Truong Quynh A, Singh Jagmeet P, Cannon Christopher P, Sarwar Ammar, Nasir Khurram, Auricchio Angelo, Faletra Francesco F, Sorgente Antonio, Conca Cristina, Moccetti Tiziano, Handschumacher Mark, Brady Thomas J, Hoffmann Udo
Cardiac MR PET CT Program, Massachusetts General Hospital, Harvard Medical School, Boston, Massachusetts 02114, USA.
JACC Cardiovasc Imaging. 2008 Nov;1(6):772-81. doi: 10.1016/j.jcmg.2008.07.014.
We sought to determine the feasibility of cardiac computed tomography (CT) to detect significant differences in the extent of left ventricular dyssynchrony in heart failure (HF) patients with wide QRS, HF patients with narrow QRS, and age-matched controls.
The degree of mechanical dyssynchrony has been suggested as a predictor of response to cardiac resynchronization therapy. There have been no published reports of dyssynchrony assessment with the use of CT.
Thirty-eight subjects underwent electrocardiogram-gated contrast-enhanced 64-slice multidetector CT. The left ventricular endocardial and epicardial boundaries were delineated from short-axis images reconstructed at 10% phase increments of the cardiac cycle. Global and segmental CT dyssynchrony metrics that used changes in wall thickness, wall motion, and volume over time were assessed for reproducibility. We defined a global metric using changes in wall thickness as the dyssynchrony index (DI).
The DI was the most reproducible metric (interobserver and intraobserver intraclass correlation coefficients >/=0.94, p < 0.0001) and was used to determine differences between the 3 groups: HF-wide QRS group (ejection fraction [EF] 22 +/- 8%, QRS 163 +/- 28 ms), HF-narrow QRS (EF 26 +/- 7%, QRS 96 +/- 11 ms), and age-matched control subjects (EF 64 +/- 5%, QRS 87 +/- 9 ms). Mean DI was significantly different between the 3 groups (HF-wide QRS: 152 +/- 44 ms, HF-narrow QRS: 121 +/- 58 ms, and control subjects: 65 +/- 12 ms; p < 0.0001) and greater in the HF-wide QRS (p < 0.0001) and HF-narrow QRS (p = 0.005) groups compared with control subjects. We found that DI had a good correlation with 2-dimensional (r = 0.65, p = 0.012) and 3-dimensional (r = 0.68, p = 0.008) echocardiographic dyssynchrony.
Quantitative assessment of global CT-derived DI, based on changes in wall thickness over time, is highly reproducible and renders significant differences between subjects most likely to have dyssynchrony and age-matched control subjects.
我们试图确定心脏计算机断层扫描(CT)检测宽QRS波心力衰竭(HF)患者、窄QRS波HF患者以及年龄匹配对照组左心室不同步程度显著差异的可行性。
机械不同步程度已被认为是心脏再同步治疗反应的预测指标。尚未有关于使用CT评估不同步的发表报告。
38名受试者接受了心电图门控对比增强64层多层螺旋CT检查。从心动周期10%相位增量重建的短轴图像中描绘左心室内膜和外膜边界。评估使用壁厚、壁运动和体积随时间变化的整体和节段性CT不同步指标的可重复性。我们使用壁厚变化定义了一个整体指标作为不同步指数(DI)。

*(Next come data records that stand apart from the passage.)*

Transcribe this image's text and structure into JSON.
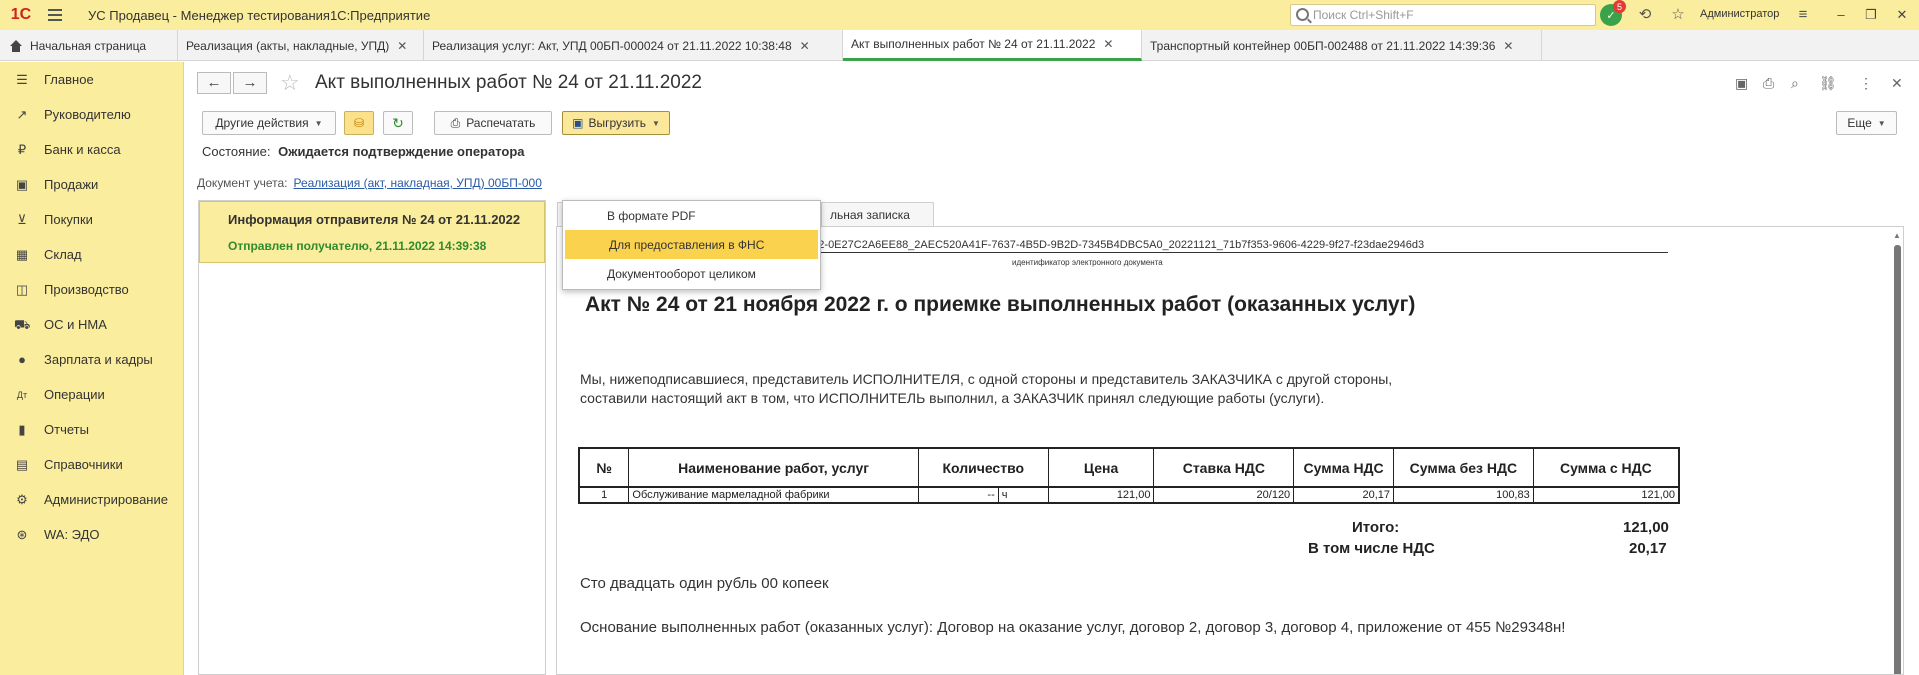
{
  "app": {
    "logo": "1С",
    "title": "УС Продавец  - Менеджер тестирования1С:Предприятие",
    "search_placeholder": "Поиск Ctrl+Shift+F",
    "notifications_count": "5",
    "user": "Администратор"
  },
  "tabs": [
    {
      "label": "Начальная страница"
    },
    {
      "label": "Реализация (акты, накладные, УПД)"
    },
    {
      "label": "Реализация услуг: Акт, УПД 00БП-000024 от 21.11.2022 10:38:48"
    },
    {
      "label": "Акт выполненных работ № 24 от 21.11.2022"
    },
    {
      "label": "Транспортный контейнер 00БП-002488 от 21.11.2022 14:39:36"
    }
  ],
  "sidebar": {
    "items": [
      {
        "label": "Главное",
        "icon": "menu-icon"
      },
      {
        "label": "Руководителю",
        "icon": "chart-line-icon"
      },
      {
        "label": "Банк и касса",
        "icon": "ruble-icon"
      },
      {
        "label": "Продажи",
        "icon": "bag-icon"
      },
      {
        "label": "Покупки",
        "icon": "cart-icon"
      },
      {
        "label": "Склад",
        "icon": "warehouse-icon"
      },
      {
        "label": "Производство",
        "icon": "factory-icon"
      },
      {
        "label": "ОС и НМА",
        "icon": "truck-icon"
      },
      {
        "label": "Зарплата и кадры",
        "icon": "person-icon"
      },
      {
        "label": "Операции",
        "icon": "dt-kt-icon"
      },
      {
        "label": "Отчеты",
        "icon": "bar-chart-icon"
      },
      {
        "label": "Справочники",
        "icon": "book-icon"
      },
      {
        "label": "Администрирование",
        "icon": "gear-icon"
      },
      {
        "label": "WA: ЭДО",
        "icon": "edo-icon"
      }
    ]
  },
  "document": {
    "title": "Акт выполненных работ № 24 от 21.11.2022",
    "toolbar": {
      "other_actions": "Другие действия",
      "print": "Распечатать",
      "export": "Выгрузить",
      "more": "Еще"
    },
    "state_label": "Состояние:",
    "state_value": "Ожидается подтверждение оператора",
    "doc_label": "Документ учета:",
    "doc_link": "Реализация (акт, накладная, УПД) 00БП-000",
    "export_menu": [
      "В формате PDF",
      "Для предоставления в ФНС",
      "Документооборот целиком"
    ],
    "info_title": "Информация отправителя № 24 от 21.11.2022",
    "info_status": "Отправлен получателю, 21.11.2022 14:39:38",
    "doc_tab": "льная записка"
  },
  "act": {
    "doc_id": "DP_REZRUISP_2AE88B6A3E3-B965-4B3F-B8A2-0E27C2A6EE88_2AEC520A41F-7637-4B5D-9B2D-7345B4DBC5A0_20221121_71b7f353-9606-4229-9f27-f23dae2946d3",
    "doc_id_caption": "идентификатор электронного документа",
    "title": "Акт № 24 от 21 ноября 2022 г. о приемке выполненных работ (оказанных услуг)",
    "para1": "Мы, нижеподписавшиеся, представитель ИСПОЛНИТЕЛЯ, с одной стороны и представитель ЗАКАЗЧИКА с другой стороны,",
    "para2": "составили настоящий акт в том, что ИСПОЛНИТЕЛЬ выполнил, а ЗАКАЗЧИК принял следующие работы (услуги).",
    "columns": [
      "№",
      "Наименование работ, услуг",
      "Количество",
      "Цена",
      "Ставка НДС",
      "Сумма НДС",
      "Сумма без НДС",
      "Сумма с НДС"
    ],
    "row": {
      "num": "1",
      "name": "Обслуживание мармеладной фабрики",
      "qty": "--",
      "unit": "ч",
      "price": "121,00",
      "vat_rate": "20/120",
      "vat_sum": "20,17",
      "sum_no_vat": "100,83",
      "sum_with_vat": "121,00"
    },
    "total_label": "Итого:",
    "total_value": "121,00",
    "vat_label": "В том числе НДС",
    "vat_value": "20,17",
    "words": "Сто двадцать один рубль 00 копеек",
    "basis": "Основание выполненных работ (оказанных услуг): Договор на оказание услуг, договор 2, договор 3, договор 4, приложение от 455 №29348н!"
  }
}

DI是最具可重复性的指标(观察者间和观察者内组内相关系数≥0.94,p<0.0001),并用于确定三组之间的差异:宽QRS波HF组(射血分数[EF]22±8%,QRS 163±28 ms)、窄QRS波HF组(EF 26±7%,QRS 96±11 ms)和年龄匹配对照组(EF 64±5%,QRS 87±9 ms)。三组之间的平均DI有显著差异(宽QRS波HF组:152±44 ms,窄QRS波HF组:121±58 ms,对照组:65±12 ms;p<0.0001),与对照组相比,宽QRS波HF组(p<0.0001)和窄QRS波HF组(p = 0.005)的DI更大。我们发现DI与二维(r = 0.65,p = 0.012)和三维(r = 0.68,p = 0.008)超声心动图不同步有良好的相关性。
基于壁厚随时间变化的整体CT衍生DI的定量评估具有高度可重复性,并显示出最可能存在不同步的受试者与年龄匹配对照组之间的显著差异。